US financial markets have started to react significantly to market
developments in the euro area since the new currency was launched in 1999.
At the same time, financial markets in the euro area have become
substantially more and not less dependent on developments in the United
States since economic and monetary union (EMU).
These are the key findings of new research by Michael Ehrmann and Marcel
Fratzscher of the European Central Bank, published in the October 2005
issue of the Economic Journal. Their study also shows that the increased
financial interdependence of the two economies has at least in part been
caused by a significantly higher degree of real integration over the past few
years.
EMU has created a new currency area that is much larger and more closed
than the economies of the individual member countries: the euro area is now
similar to the United States in both size and economic openness. This raises
two key questions:
• Does this fundamental regime change imply that the euro area has
become a more important player in global financial markets, so that US
markets now react more strongly to developments in the euro area
than they did in the past?
• Similarly, have euro area financial markets become more independent
from developments elsewhere in the world, and in particular more
immune from economic and financial developments in the United
States?
To gauge the degree of financial interdependence between the euro area and
the United States, this study analyses the general linkage of money markets
and the effects of the release of macroeconomic news and monetary policy
decisions in the two economies. Using daily money market rates for the period
1993-2003, the empirical results indicate that:
• There has been substantially increased interdependence with EMU:
developments in the euro area markets generally spill over to the
United States and vice versa.
• Whereas European markets had been reacting to US developments
prior to EMU, the ‘spillovers’ from Europe to the United States appear
only with the start of EMU.
• A ‘breakpoint’ test dates this increased linkage to June 1998, that is, at
a time when markets were certain that EMU would become a reality.

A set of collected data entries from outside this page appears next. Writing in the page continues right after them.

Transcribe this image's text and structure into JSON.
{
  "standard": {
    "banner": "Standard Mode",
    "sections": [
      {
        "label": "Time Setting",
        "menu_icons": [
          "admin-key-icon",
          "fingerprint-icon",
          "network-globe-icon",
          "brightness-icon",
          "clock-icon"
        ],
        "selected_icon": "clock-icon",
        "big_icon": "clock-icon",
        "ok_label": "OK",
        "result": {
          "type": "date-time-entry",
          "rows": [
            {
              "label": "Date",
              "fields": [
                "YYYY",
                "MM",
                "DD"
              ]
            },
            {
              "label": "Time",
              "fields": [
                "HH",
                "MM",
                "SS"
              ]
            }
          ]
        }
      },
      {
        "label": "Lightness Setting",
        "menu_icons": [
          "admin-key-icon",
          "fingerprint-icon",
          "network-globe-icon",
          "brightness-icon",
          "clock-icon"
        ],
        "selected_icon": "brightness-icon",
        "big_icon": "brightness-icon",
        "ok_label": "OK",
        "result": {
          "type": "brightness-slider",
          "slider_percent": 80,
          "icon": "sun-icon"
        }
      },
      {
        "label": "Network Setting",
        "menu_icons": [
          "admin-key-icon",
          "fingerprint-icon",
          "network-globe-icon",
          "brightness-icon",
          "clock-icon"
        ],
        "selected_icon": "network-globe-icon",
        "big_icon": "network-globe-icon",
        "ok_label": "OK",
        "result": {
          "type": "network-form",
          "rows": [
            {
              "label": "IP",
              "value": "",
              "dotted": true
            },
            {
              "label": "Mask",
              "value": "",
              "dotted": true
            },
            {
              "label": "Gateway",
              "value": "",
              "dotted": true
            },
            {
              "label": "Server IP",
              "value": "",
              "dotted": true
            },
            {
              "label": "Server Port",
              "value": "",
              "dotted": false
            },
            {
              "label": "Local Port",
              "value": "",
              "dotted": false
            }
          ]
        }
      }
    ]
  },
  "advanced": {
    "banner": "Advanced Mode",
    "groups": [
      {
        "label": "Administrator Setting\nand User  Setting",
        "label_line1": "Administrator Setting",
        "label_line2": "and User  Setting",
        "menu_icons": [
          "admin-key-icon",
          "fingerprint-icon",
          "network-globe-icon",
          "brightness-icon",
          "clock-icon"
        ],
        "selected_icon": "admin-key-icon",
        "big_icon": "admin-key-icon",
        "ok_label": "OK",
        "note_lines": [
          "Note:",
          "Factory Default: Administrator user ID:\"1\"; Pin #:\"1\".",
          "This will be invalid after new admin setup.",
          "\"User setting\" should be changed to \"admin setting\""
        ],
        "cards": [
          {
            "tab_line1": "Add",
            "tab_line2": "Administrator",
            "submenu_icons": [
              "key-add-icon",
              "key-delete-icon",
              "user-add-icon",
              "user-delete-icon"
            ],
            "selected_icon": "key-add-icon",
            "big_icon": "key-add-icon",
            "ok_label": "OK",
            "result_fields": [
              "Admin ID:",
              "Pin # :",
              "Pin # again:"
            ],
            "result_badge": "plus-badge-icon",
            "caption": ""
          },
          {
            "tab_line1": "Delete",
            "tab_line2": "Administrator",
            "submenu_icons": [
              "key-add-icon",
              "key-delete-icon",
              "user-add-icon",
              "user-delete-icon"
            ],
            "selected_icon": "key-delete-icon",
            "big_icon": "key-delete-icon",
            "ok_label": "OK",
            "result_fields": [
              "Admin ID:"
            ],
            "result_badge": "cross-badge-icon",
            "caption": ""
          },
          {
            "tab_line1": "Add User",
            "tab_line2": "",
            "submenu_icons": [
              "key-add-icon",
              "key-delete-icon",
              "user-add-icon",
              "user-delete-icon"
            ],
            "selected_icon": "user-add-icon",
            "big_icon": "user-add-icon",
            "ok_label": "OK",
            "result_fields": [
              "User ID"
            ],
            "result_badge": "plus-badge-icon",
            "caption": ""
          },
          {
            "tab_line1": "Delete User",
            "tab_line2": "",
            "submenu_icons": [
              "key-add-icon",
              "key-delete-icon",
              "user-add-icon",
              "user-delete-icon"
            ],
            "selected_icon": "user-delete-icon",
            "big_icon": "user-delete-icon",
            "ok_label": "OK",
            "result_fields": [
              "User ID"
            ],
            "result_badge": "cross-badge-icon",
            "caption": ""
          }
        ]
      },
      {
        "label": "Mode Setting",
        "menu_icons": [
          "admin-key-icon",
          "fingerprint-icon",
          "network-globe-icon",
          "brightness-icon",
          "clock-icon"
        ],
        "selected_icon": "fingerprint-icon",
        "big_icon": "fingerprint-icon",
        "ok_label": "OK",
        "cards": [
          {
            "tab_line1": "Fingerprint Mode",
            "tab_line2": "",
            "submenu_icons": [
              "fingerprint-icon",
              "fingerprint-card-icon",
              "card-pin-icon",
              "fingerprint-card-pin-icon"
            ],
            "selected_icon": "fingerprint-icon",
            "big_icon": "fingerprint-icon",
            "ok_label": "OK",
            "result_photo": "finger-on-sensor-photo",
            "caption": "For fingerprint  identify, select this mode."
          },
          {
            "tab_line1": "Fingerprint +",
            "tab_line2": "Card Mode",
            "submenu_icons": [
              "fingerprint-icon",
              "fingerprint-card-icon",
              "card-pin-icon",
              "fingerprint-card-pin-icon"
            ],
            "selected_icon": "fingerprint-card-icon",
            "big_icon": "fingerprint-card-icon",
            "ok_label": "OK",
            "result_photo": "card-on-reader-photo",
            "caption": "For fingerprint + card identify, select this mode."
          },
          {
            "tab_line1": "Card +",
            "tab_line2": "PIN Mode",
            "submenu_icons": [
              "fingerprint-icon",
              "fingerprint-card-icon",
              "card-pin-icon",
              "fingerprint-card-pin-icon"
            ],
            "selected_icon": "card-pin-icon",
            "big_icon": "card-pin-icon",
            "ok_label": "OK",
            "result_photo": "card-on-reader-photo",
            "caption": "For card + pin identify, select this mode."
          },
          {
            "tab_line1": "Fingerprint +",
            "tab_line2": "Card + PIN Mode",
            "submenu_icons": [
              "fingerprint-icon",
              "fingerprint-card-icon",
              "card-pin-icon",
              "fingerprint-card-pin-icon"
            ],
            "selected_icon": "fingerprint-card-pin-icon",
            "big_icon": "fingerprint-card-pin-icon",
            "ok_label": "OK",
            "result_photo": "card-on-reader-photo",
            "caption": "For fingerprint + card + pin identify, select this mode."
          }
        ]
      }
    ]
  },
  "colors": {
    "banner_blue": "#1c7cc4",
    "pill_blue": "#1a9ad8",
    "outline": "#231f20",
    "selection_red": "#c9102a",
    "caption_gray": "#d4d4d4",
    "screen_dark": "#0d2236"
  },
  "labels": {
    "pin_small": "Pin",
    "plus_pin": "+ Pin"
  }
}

• Spillovers from the United States to Europe also strengthened around
the formation of EMU: breakpoint tests detect this effect in May 1999.
• Beyond this general effect, European markets react to certain
macroeconomic news about the US economy, namely those regarding
retail sales, consumer confidence, industrial production and
purchasing. Interestingly, these effects have generally become
significant only since the advent of EMU.
In the final step of the analysis, the paper attempts to shed some light on the
question why the US and euro area money markets have become so much
more interdependent, and in particular why some US news have turned into
such important determinants of euro area interest rates in recent years.
The researchers find that the correlation of US and corresponding euro area
and German announcements has increased strongly over the past five years.
Since US announcements are almost always released in a more timely
fashion than their European counterparts, this suggests that US
announcements have developed strong leading indicator properties for the
euro area economy over time.
This indicates that the higher interdependence of US and euro area money
markets in recent years may at least in part be explained by an increased real
integration of the two economies, a development that has led investors to pay
increasing attention to US news in order to learn about the prospects for the
euro area economy.
ENDS
Notes for editors: ‘Equal Size, Equal Role? Interest Rate Interdependence
between the Euro Area and the United States’ by Michael Ehrmann and
Marcel Fratzscher is published in the October 2005 issue of the Economic
Journal.
The authors are at the European Central Bank, Kaiserstrasse 29, D-60311
Frankfurt, Germany.
For further information: contact Michael Ehrmann on +49-69-1344-7327
(email: Michael.Ehrmann@ecb.int); Marcel Fratzscher +49-69-1344-6871
(email: Marcel.Fratzscher@ecb.int); or RES Media Consultant Romesh
Vaitilingam on 0117-983-9770 or 07768-661095 (email:
romesh@compuserve.com).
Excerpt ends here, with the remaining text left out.